Quiz Entry - updated: 2026.07.14
How do common login/2FA schemes (iTAN, mTAN, TOTP, manual C/R, semi-/full-automatic C/R) compare against attacks like phishing, session hijack, MITM, and man-in-the-browser?
Streichliste/iTAN fails everything. mTAN and TOTP protect login confidentiality but lose transaction integrity. Manual and semi-/auto C/R (chipTAN, PhotoTAN) protect both — they're the only ones that survive a man-in-the-browser.
The full comparison matrix:
| Method | Login (Confidentiality) | Transactions (Integrity) | Offline-Phishing | Live-Phishing | Session Hijack | MITM | Man-in-Browser |
|---|---|---|---|---|---|---|---|
| Streichliste (iTAN) | ✗ | ✗ | ✗ | ✗ | ✗ | ✗ | ✗ |
| mTAN (SMS-TAN) | ✓ | ⚠ (depends on user; SIM-swap) | ✓ | ✗ | ✗ | ✗ | ✗ |
| TOTP (App-Code) | ✓ (at login) | ✗ (no transaction binding) | ✓ | ✗ | ✗ | ✗ | ✗ |
| C/R manual (chipTAN, PhotoTAN visible) | ✓✓ | ✓✓ (transaction binding!) | ✓ | ✓ | ✓ | ✓ | ✓ |
| C/R semi-/fully-automatic (QR-TAN) | ✓ to ✓✓ | ✓✓ (if data displayed) | ✓ | ✓ | ✓ | ⚠ (depends on interface) | ✓ |
The decisive feature: does the device show what you're signing?

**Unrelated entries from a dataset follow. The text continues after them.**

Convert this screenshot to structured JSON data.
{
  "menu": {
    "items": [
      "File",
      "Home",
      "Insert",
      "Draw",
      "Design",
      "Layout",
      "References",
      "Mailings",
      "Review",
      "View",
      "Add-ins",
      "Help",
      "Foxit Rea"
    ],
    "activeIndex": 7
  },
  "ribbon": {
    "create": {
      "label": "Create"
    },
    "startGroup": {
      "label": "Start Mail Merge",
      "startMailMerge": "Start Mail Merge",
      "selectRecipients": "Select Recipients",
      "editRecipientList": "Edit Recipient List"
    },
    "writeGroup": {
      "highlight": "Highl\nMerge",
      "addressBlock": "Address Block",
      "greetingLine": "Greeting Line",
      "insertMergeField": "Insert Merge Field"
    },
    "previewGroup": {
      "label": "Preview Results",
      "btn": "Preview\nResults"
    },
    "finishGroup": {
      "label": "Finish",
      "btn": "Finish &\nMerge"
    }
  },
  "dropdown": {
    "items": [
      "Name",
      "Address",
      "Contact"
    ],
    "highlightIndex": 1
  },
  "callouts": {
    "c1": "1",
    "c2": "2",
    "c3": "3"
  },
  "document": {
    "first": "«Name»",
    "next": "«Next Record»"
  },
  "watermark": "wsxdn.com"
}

- iTAN, mTAN, TOTP — show no transaction context. Attacker who hijacks the session can do anything once you're in.
- chipTAN, PhotoTAN — show the transaction details on a separate, malware-free screen. You see the real amount + recipient and only then confirm. Even total browser compromise can't hide a wrong amount.
Why iTAN died: a paper list of pre-computed numbers ("use TAN #47 for your next transaction") gave zero protection against phishing — attackers asked for a sequence of TANs and exhausted the list.